La coresponsabilité de tous

La mission universelle implique toutes les personnes, tout et toujours. L’évangile n’est pas un bien exclusif de celui qui l’a reçu, mais est un don à partager, une bonne nouvelle à communiquer. Et ce don-engagement est confié non seulement à certains, mais à tous les baptisés, qui sont « une race élue, …une nation sainte, un peuple acquis (par Dieu) » (1 P 2,9), afin de proclamer ses œuvres merveilleuses.

 

Toutes les activités sont donc impliquées. L’attention et la collaboration à l’œuvre évangélisatrice de l’Église dans le monde ne peuvent être limitées à certains moments ou à certaines occasions particulières, et ne peuvent pas être considérées non plus comme une des nombreuses activités pastorales : la dimension missionnaire de l’Église est essentielle et doit donc être toujours présente. La Journée missionnaire elle-même n’est pas un moment isolé au cours de l’année, mais elle représente une occasion précieuse pour s’arrêter et réfléchir afin de savoir si et comment nous pouvons répondre à la vocation missionnaire, une réponse essentielle pour la vie de l’Église.

 

Évangélisation globale

L’évangélisation est un processus complexe, qui comprend différents éléments. Parmi ceux-ci, l’animation missionnaire a toujours accordé une attention particulière à la solidarité. Cela constitue aussi un des objectifs de la Journée missionnaire mondiale qui, par l’intermédiaire des Œuvres pontificales missionnaires, sollicite l’aide pour l’accomplissement des tâches d’évangélisation en terre de mission. Il s’agit de soutenir des institutions nécessaires en vue d’établir et de consolider l’Église par les catéchistes, les séminaires, les prêtres et de donner également sa contribution en vue de l’amélioration des conditions de vie des personnes dans les pays où les problèmes de pauvreté, de malnutrition surtout infantile, de maladies, de carence des services de santé et d’instruction sont les plus graves.
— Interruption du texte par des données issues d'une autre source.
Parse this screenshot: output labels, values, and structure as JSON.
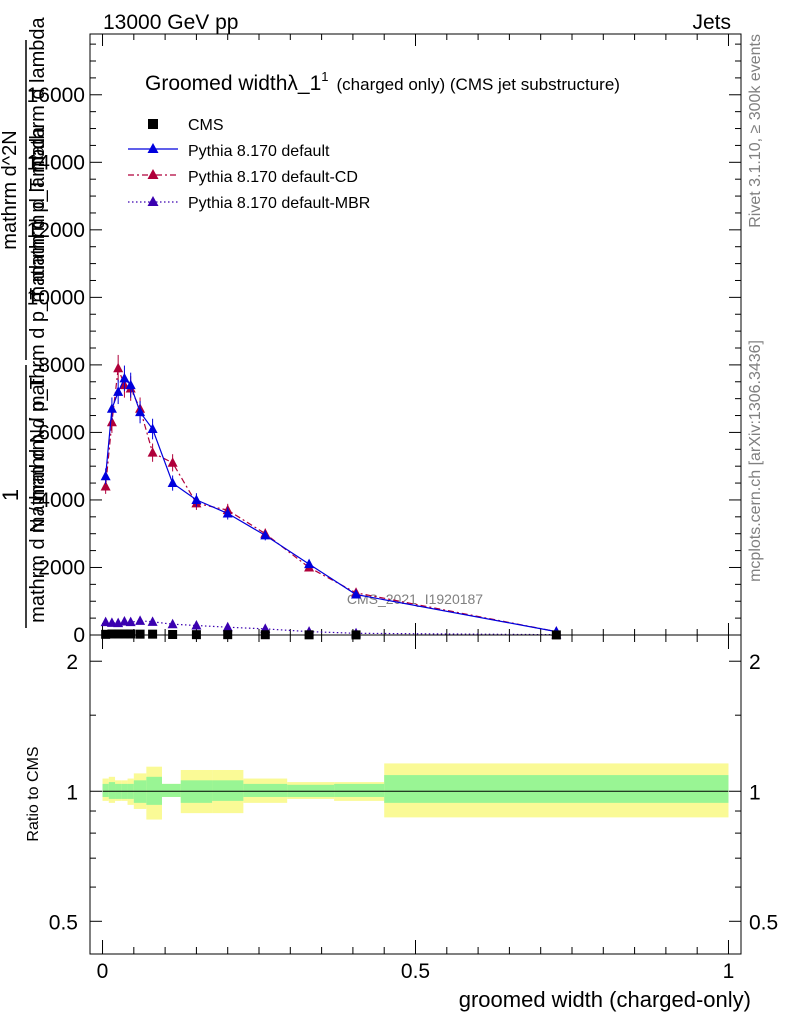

Tout cela rentre également dans la mission de l’Église. En annonçant l’évangile, elle a à cœur la vie humaine au sens le plus complet. Le Serviteur de Dieu, Paul VI, affirmait que dans l’évangélisation, il n’était pas acceptable que l’on néglige les thèmes concernant la promotion humaine, la justice, la libération de toute forme d’oppression, tout en respectant, évidemment, l’autonomie de la sphère politique. Se désintéresser des problèmes temporels de l’humanité reviendrait à « oublier la leçon qui vient de l’évangile sur l’amour du prochain souffrant et nécessiteux » (Exhortation apostolique Evangelii nuntiandi, 31.34), car cela ne serait pas conforme avec le comportement de Jésus, qui « parcourait toutes les villes et les villages, enseignant dans leurs synagogues, proclamant la bonne nouvelle du Royaume et guérissant toute maladie et toute langueur » (Mt 9,35).

 

Ainsi, par la participation coresponsable à la mission de l’Église, le chrétien devient constructeur de la communion, de la paix, de la solidarité que le Christ nous a données et collabore à la réalisation du plan salvifique de Dieu pour toute l’humanité. Les défis à relever appellent les chrétiens à cheminer avec les autres et la mission est une partie intégrante de ce cheminement avec tous. Nous portons en nous, même si c’est seulement dans des vases d’argile, notre vocation chrétienne, le trésor inestimable de l’évangile, le témoignage vivant de Jésus mort et ressuscité, rencontré et vénéré dans l’Église.

 

Que la Journée missionnaire ranime en chacun le désir et la joie « d’aller » à la rencontre de l’humanité en apportant le Christ à tous. En son nom, je vous impartis de tout cœur la bénédiction apostolique, plus particulièrement à ceux qui peinent et souffrent davantage pour l’évangile.